My generation?
One of Patrick's clients gave us tickets to the Who concert at Alltel Arena last night. I saw them in Toronto in the late eighties, back when they were first retiring. Talk about the long goodbye.
Stadium rock is not, and has never been, my thing. Whereas Patrick, child of the seventies, was there for all the great arena shows of his era, I could stick my souvenier tickets between the fingers of one hand. I much prefer concert hall, or club, gigs to shelling out a hundred bucks to watch someone play on a giant video screen.
But the tickets were free, and Georgia offered to babysit, and who can argue with that?
As we were getting ready to leave, I was thinking how strange is this post-modern era. The Who is from my parents' generation. Mom and Dad weren't going to Frank Sinatra or Bing Crosby concerts when I was a kid. The overture to this new millenium is so very ouborous. It is as if all of twentieth century pop culture got jammed up against the exit in the rush to leave the building.
Consequently, for my generation nothing is relative. We listen to our parents music. We buy our kids replicas from our own childhood. Maybe we recyle everything in an effort to slow the process of digestion down. Maybe our collective consciousness has four stomachs.Maybe our own cultural maturation is delayed by the logjam of babyboomers down river.
Last night's show night reflected this pileup, both on stage and off. In all spectator events, for me, the spectacle lies in the spectators. I watched the crowd more than I watched the band. It was a weird split between snaggle-tooth hippies and people who looked like they just came from a Jimmy Buffet concert. You know, middle aged guys who have gone cyborg with their bluetooth earpiece. I estimate that less than three per cent of the audience was under forty-five.
The band (or the corporate production that encompasses the band) got this, and played to it, in a way that was ironic without being cynical. The performers were backlit by stop-motion film clips on hanging screens; a repeat montage of sixties icons like Twiggy, Peter Sellers, and flowers. Every ten seconds the band's emblem and THE WHO would pop up. I got the giggles, thinking of the display as flash cards to help the aging stoners figure out where they were. A sort of multimedia "Who's on First":
"Where am I? Who are they?"
THE WHO THE WHO THE WHO
"Yeah, man, WHO?"
The band was in good form, if not exactly mint. Their new, operatic material was interesting enough for me to probably check some of it out on iTunes. Townshend was charming, disarming and sincere. I remembered how much I enjoyed his White City album, and made a mental note to go see what else he's been up to since. Zak Starkey, on drums, was yummy. There was more of a celebratory spirit coming from the band than I remember eighteen years ago. When they sang "My Generation", it was without apology. They were still talking about their generation. Only now they are defending it to their juniors, not their elders; people my age and younger who might question whether millioniares in their sixties have any credibility as rockers.
To which, they answered, I could just f-f-f-f....
Postscript: Pete Townshend has a blog! Just like me.

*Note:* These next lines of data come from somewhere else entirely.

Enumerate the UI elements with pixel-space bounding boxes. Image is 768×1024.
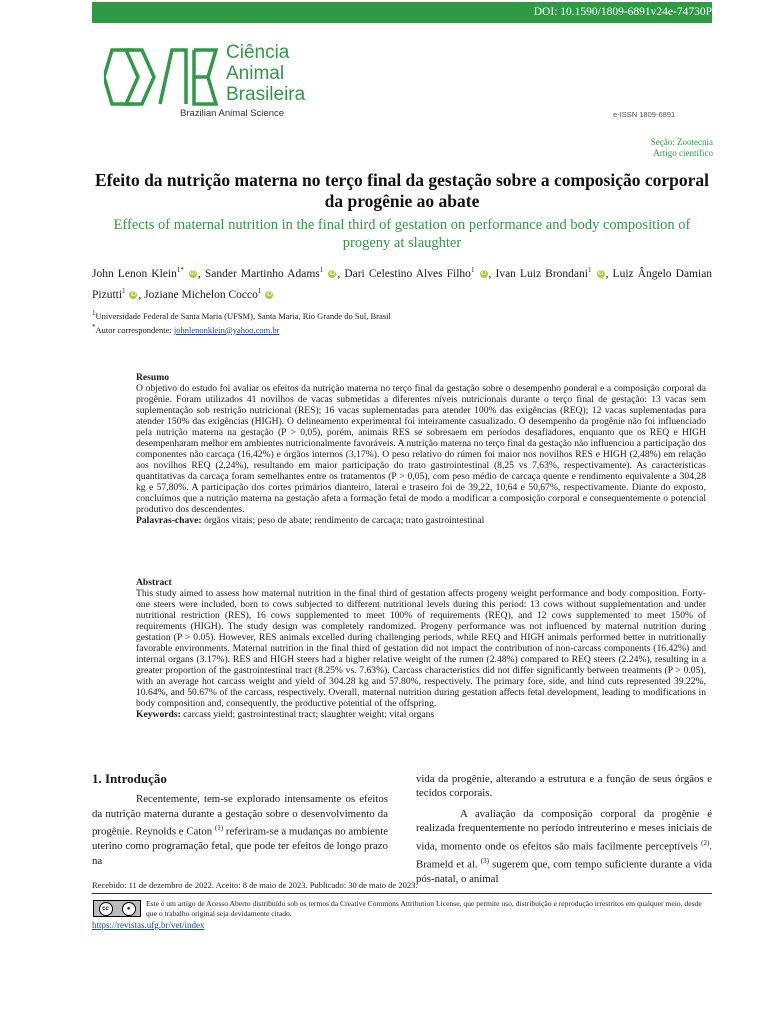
keywords-label-pt: Palavras-chave: (136, 515, 202, 526)
eissn: e-ISSN 1809-6891 (613, 110, 676, 119)
resumo-section (136, 372, 706, 526)
paragraph: vida da progênie, alterando a estrutura e a função de seus órgãos e tecidos corporais. (416, 773, 712, 800)
keywords-en: carcass yield; gastrointestinal tract; slaughter weight; vital organs (180, 709, 435, 720)
abstract-heading: Abstract (136, 577, 172, 588)
paragraph: Recentemente, tem-se explorado intensamente os efeitos da nutrição materna durante a gestação sobre o desenvolvimento da progênie. Reynolds e Caton $^{(1)}$ referiram-se a mudanças no ambiente uterino como programação fetal, que pode ter efeitos de longo prazo na (92, 793, 389, 867)
author-name: Dari Celestino Alves Filho (344, 267, 471, 280)
keywords-pt: órgãos vitais; peso de abate; rendimento de carcaça; trato gastrointestinal (201, 515, 485, 526)
orcid-icon[interactable]: iD (266, 292, 273, 299)
orcid-icon[interactable]: iD (480, 271, 487, 278)
author-name: Joziane Michelon Cocco (144, 288, 258, 301)
title-english: Effects of maternal nutrition in the final third of gestation on performance and body composition of progeny at slaughter (113, 217, 691, 251)
abstract-text: This study aimed to assess how maternal nutrition in the final third of gestation affects progeny weight performance and body composition. Forty-one steers were included, born to cows subjected to different nutritional levels during this period: 13 cows without supplementation and under nutritional restriction (RES), 16 cows supplemented to meet 100% of requirements (REQ), and 12 cows supplemented to meet 150% of requirements (HIGH). The study design was completely randomized. Progeny performance was not influenced by maternal nutrition during gestation (P > 0.05). However, RES animals excelled during challenging periods, while REQ and HIGH animals performed better in nutritionally favorable environments. Maternal nutrition in the final third of gestation did not impact the contribution of non-carcass components (16.42%) and internal organs (3.17%). RES and HIGH steers had a higher relative weight of the rumen (2.48%) compared to REQ steers (2.24%), resulting in a greater proportion of the gastrointestinal tract (8.25% vs. 7.63%). Carcass characteristics did not differ significantly between treatments (P > 0.05), with an average hot carcass weight and yield of 304.28 kg and 57.80%, respectively. The primary fore, side, and hind cuts represented 39.22%, 10.64%, and 50.67% of the carcass, respectively. Overall, maternal nutrition during gestation affects fetal development, leading to modifications in body composition and, consequently, the productive potential of the offspring. (136, 588, 706, 709)
section-info (651, 137, 713, 159)
creative-commons-badge[interactable] (93, 900, 141, 917)
article-type: Artigo científico (653, 148, 713, 158)
abstract-section (136, 577, 706, 720)
doi-bar (92, 2, 712, 23)
cab-logo-icon (104, 46, 220, 108)
affiliations: $^1$Universidade Federal de Santa Maria (UFSM), Santa Maria, Rio Grande do Sul, Brasil *Autor correspondente: johnlenonklein@yahoo.com.br (92, 309, 391, 335)
author-list: John Lenon Klein$^{1*}$ iD , Sander Martinho Adams$^1$ iD , Dari Celestino Alves Filho$^1$ iD , Ivan Luiz Brondani$^1$ iD , Luiz Ângelo Damian Pizutti$^1$ iD , Joziane Michelon Cocco$^1$ iD (92, 266, 713, 301)
orcid-icon[interactable]: iD (329, 271, 336, 278)
journal-name: Ciência Animal Brasileira (226, 42, 306, 105)
orcid-icon[interactable]: iD (130, 292, 137, 299)
citation-ref: (2) (701, 838, 710, 847)
journal-url-link[interactable]: https://revistas.ufg.br/vet/index (92, 920, 205, 930)
intro-left-column (92, 772, 388, 868)
journal-logo (104, 40, 304, 122)
orcid-icon[interactable]: iD (597, 271, 604, 278)
author-name: John Lenon Klein (92, 267, 177, 280)
affiliation-text: Universidade Federal de Santa Maria (UFSM), Santa Maria, Rio Grande do Sul, Brasil (95, 310, 391, 321)
author-name: Sander Martinho Adams (204, 267, 320, 280)
keywords-label-en: Keywords: (136, 709, 181, 720)
title-portuguese: Efeito da nutrição materna no terço final da gestação sobre a composição corporal da progênie ao abate (94, 170, 710, 211)
journal-subtitle: Brazilian Animal Science (180, 108, 285, 119)
footer-divider (92, 893, 712, 894)
section-heading: 1. Introdução (92, 771, 167, 786)
publication-dates: Recebido: 11 de dezembro de 2022. Aceito: 8 de maio de 2023. Publicado: 30 de maio de 2023. (92, 880, 418, 890)
orcid-icon[interactable]: iD (190, 271, 196, 278)
intro-right-column (416, 772, 712, 886)
author-name: Luiz Ângelo Damian Pizutti (92, 267, 713, 301)
citation-ref: (1) (214, 824, 224, 833)
corresponding-email-link[interactable]: johnlenonklein@yahoo.com.br (173, 324, 280, 335)
cc-icon: cc (99, 902, 113, 916)
paragraph: A avaliação da composição corporal da progênie é realizada frequentemente no período intreuterino e meses iniciais de vida, momento onde os efeitos são mais facilmente perceptíveis $^{(2)}$. Brameld et al. $^{(3)}$ sugerem que, com tempo suficiente durante a vida pós-natal, o animal (416, 807, 713, 885)
corresponding-label: Autor correspondente: (95, 324, 174, 335)
resumo-text: O objetivo do estudo foi avaliar os efeitos da nutrição materna no terço final da gestação sobre o desempenho ponderal e a composição corporal da progênie. Foram utilizados 41 novilhos de vacas submetidas a diferentes níveis nutricionais durante o terço final de gestação: 13 vacas sem suplementação sob restrição nutricional (RES); 16 vacas suplementadas para atender 100% das exigências (REQ); 12 vacas suplementadas para atender 150% das exigências (HIGH). O delineamento experimental foi inteiramente casualizado. O desempenho da progênie não foi influenciado pela nutrição materna na gestação (P > 0,05), porém, animais RES se sobresaem em períodos desafiadores, enquanto que os REQ e HIGH desempenharam melhor em ambientes nutricionalmente favoráveis. A nutrição materna no terço final da gestação não influenciou a participação dos componentes não carcaça (16,42%) e órgãos internos (3,17%). O peso relativo do rúmen foi maior nos novilhos RES e HIGH (2,48%) em relação aos novilhos REQ (2,24%), resultando em maior participação do trato gastrointestinal (8,25 vs 7,63%, respectivamente). As características quantitativas da carcaça foram semelhantes entre os tratamentos (P > 0,05), com peso médio de carcaça quente e rendimento equivalente a 304,28 kg e 57,80%. A participação dos cortes primários dianteiro, lateral e traseiro foi de 39,22, 10,64 e 50,67%, respectivamente. Diante do exposto, concluímos que a nutrição materna na gestação afeta a formação fetal de modo a modificar a composição corporal e consequentemente o potencial produtivo dos descendentes. (136, 383, 706, 515)
author-name: Ivan Luiz Brondani (495, 267, 588, 280)
section-label: Seção: Zootecnia (650, 137, 713, 147)
license-text: Este é um artigo de Acesso Aberto distribuído sob os termos da Creative Commons Attribution License, que permite uso, distribuição e reprodução irrestritos em qualquer meio, desde que o trabalho original seja devidamente citado. (146, 899, 702, 918)
doi-text[interactable]: DOI: 10.1590/1809-6891v24e-74730P (533, 6, 712, 18)
citation-ref: (3) (480, 856, 489, 865)
resumo-heading: Resumo (136, 372, 170, 383)
by-icon: ● (122, 902, 136, 916)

Maybe we could be friends. It appears to be personally written by him. I wonder if he'll post anything about me last night?

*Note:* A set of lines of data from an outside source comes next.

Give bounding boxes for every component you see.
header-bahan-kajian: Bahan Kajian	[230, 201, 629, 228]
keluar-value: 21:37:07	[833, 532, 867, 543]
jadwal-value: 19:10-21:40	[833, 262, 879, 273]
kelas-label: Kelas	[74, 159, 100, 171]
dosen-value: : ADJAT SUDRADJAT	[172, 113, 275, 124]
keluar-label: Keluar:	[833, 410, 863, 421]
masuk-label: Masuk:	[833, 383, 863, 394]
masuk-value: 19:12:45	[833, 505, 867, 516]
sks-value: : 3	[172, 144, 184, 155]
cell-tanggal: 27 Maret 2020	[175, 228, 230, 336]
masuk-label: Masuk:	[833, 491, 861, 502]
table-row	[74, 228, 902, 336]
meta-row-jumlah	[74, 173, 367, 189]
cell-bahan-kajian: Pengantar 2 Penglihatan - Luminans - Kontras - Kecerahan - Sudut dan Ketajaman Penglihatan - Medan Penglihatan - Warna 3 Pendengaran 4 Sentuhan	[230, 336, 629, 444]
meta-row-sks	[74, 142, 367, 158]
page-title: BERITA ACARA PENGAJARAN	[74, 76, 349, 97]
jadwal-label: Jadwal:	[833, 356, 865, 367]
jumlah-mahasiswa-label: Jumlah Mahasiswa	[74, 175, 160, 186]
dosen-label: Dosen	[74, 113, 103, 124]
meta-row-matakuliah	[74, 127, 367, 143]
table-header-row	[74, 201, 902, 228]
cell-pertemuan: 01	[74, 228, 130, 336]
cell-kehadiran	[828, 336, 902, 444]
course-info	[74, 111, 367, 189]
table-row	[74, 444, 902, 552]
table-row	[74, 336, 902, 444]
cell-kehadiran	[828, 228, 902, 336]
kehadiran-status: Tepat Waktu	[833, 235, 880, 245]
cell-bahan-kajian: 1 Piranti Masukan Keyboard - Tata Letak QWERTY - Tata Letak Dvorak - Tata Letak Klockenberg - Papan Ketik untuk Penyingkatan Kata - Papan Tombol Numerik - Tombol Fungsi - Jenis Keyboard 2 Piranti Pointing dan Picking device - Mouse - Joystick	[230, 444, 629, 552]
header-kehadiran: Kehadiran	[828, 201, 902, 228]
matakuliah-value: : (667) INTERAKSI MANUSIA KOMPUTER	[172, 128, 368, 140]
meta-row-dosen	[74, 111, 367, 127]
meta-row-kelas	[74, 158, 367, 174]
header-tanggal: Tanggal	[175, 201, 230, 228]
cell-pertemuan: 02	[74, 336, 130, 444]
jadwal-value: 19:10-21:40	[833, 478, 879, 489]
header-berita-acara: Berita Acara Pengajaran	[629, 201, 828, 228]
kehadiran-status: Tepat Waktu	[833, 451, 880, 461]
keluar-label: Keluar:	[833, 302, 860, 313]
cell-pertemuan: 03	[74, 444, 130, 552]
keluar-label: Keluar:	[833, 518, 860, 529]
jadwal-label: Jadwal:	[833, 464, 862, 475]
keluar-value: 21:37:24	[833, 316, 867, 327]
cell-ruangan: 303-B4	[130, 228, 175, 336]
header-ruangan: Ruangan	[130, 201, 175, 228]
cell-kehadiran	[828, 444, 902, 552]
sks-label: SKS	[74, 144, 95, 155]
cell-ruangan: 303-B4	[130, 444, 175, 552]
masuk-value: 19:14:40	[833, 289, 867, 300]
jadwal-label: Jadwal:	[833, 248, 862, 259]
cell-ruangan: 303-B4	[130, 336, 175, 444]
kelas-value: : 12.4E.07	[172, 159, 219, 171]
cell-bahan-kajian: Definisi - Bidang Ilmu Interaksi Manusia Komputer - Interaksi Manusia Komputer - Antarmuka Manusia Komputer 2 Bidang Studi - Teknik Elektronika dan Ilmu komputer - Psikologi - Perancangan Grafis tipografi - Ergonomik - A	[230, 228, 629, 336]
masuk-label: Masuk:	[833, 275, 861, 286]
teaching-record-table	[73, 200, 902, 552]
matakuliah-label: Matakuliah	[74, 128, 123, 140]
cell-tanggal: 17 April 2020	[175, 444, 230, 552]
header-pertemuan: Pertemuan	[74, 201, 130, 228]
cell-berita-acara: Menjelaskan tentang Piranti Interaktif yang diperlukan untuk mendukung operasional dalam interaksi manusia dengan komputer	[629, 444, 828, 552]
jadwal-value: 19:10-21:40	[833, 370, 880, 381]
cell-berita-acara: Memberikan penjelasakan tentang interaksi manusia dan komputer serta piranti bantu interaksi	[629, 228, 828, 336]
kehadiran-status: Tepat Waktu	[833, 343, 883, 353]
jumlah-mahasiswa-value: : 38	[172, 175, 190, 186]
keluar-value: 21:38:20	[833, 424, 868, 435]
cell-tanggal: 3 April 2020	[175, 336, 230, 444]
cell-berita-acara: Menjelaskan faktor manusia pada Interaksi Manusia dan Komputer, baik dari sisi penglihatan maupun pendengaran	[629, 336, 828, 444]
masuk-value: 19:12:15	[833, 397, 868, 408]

"...played Little Rock last night to a strange looking audience. One, a thirty-something brunette in the stands, needs to be told she is way past it for going sleeveless. --P.T."
Labels: poplife
2 Comments:
Kyran, in a medium cluttered with semi-literate ranting and raving, your blog is refreshing indeed. Your writing is brilliant, funny, honest... confident and vulnerable at once. I stumbled in via the nl blogroll, read all the posts on your main page in one voracious go, and will come back to browse the archive as well. I see you are a poet and essayist, so I will have to delve into those works too. Please tell me that you write for a living! It would pain me to contemplate otherwise...
It sounds like a great night!
When they played one of those big televised benefit concerts - post Katrina perhaps? I was with my 85 year old grandmother who said, "hey... They're pretty good." Doesn't it give you hope to know that there's music three or more generations can agree on?